Résultats ? Les femmes sont plus souvent touchées par les mélanomes sur les membres inférieurs, en particulier avant l’âge de 45 ans. En revanche, chez les hommes, les mélanomes se développent principalement sur le tronc, la tête et le cou, avec un pic d’incidence après 65 ans.
«Les mélanomes apparaissent à des taux différents chez les hommes et les femmes, et cette différence est constante à travers les générations», souligne l’étude publiée dans le Journal of Investigative Dermatology. Ces écarts suggèrent des mécanismes distincts, probablement liés à des expositions solaires et des vulnérabilités biologiques spécifiques à chaque sexe.
Des comportements distincts face au soleil
En effet, les hommes et les femmes ont tendance à adopter des comportements distincts face au soleil. Les premiers sont plus exposés au niveau du tronc et du visage en raison de leurs activités extérieures, tandis que les secondes sont plus touchées sur les jambes.

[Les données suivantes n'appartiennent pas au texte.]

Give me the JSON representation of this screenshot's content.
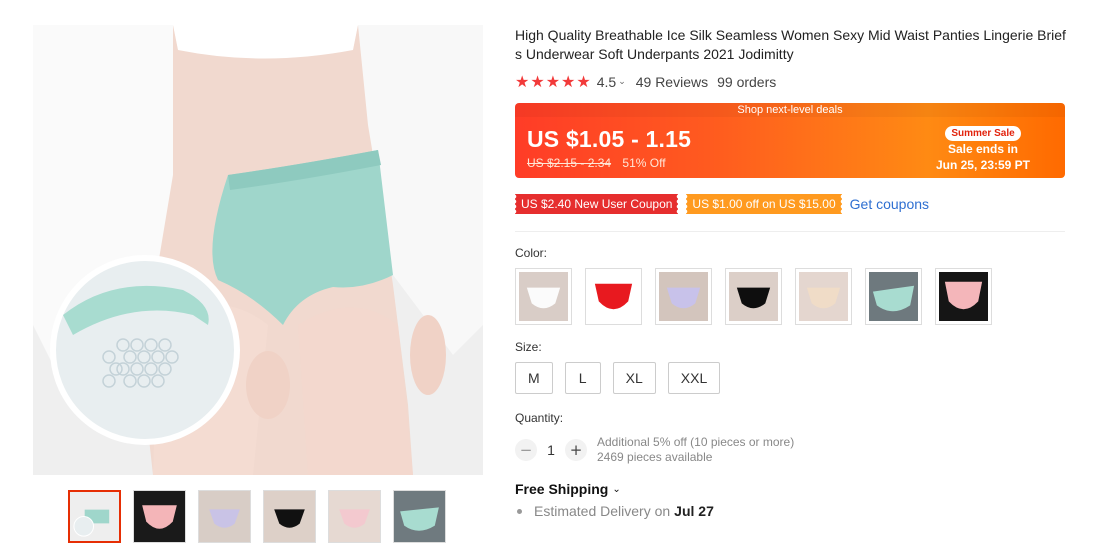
{
  "product": {
    "title": "High Quality Breathable Ice Silk Seamless Women Sexy Mid Waist Panties Lingerie Briefs Underwear Soft Underpants 2021 Jodimitty",
    "rating": "4.5",
    "rating_stars": 4.5,
    "reviews": "49 Reviews",
    "orders": "99 orders"
  },
  "deal": {
    "banner_top": "Shop next-level deals",
    "price": "US $1.05 - 1.15",
    "old_price": "US $2.15 - 2.34",
    "discount": "51% Off",
    "sale_badge": "Summer Sale",
    "sale_ends_label": "Sale ends in",
    "sale_ends_time": "Jun 25, 23:59 PT"
  },
  "coupons": {
    "new_user": "US $2.40 New User Coupon",
    "store": "US $1.00 off on US $15.00",
    "get_link": "Get coupons"
  },
  "color": {
    "label": "Color:",
    "swatches": [
      "white",
      "red",
      "lavender",
      "black",
      "beige",
      "mint",
      "pink"
    ]
  },
  "size": {
    "label": "Size:",
    "options": [
      "M",
      "L",
      "XL",
      "XXL"
    ]
  },
  "quantity": {
    "label": "Quantity:",
    "value": "1",
    "minus": "−",
    "plus": "+",
    "discount_note": "Additional 5% off (10 pieces or more)",
    "available": "2469 pieces available"
  },
  "shipping": {
    "title": "Free Shipping",
    "delivery_label": "Estimated Delivery on",
    "delivery_date": "Jul 27"
  },
  "colors": {
    "accent_red": "#e62e04",
    "star": "#f23a3a",
    "link": "#2e6fd1"
  }
}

D’autres facteurs comme la génétique pourraient aussi expliquer ces variations. Une étude récente a mis en évidence un lien potentiel entre un variant génétique et le développement des mélanomes chez les femmes. Ces découvertes montrent qu’il est nécessaire d’adopter des stratégies de prévention selon le sexe, en ciblant les zones du corps les plus à risque pour chacun.
«Nous devons adapter nos efforts de prévention différemment pour les hommes et les femmes si nous voulons contrôler efficacement cette forme de cancer», expliquent les chercheurs. Une telle approche pourrait permettre de mieux sensibiliser les populations et de prévenir l’apparition des mélanomes.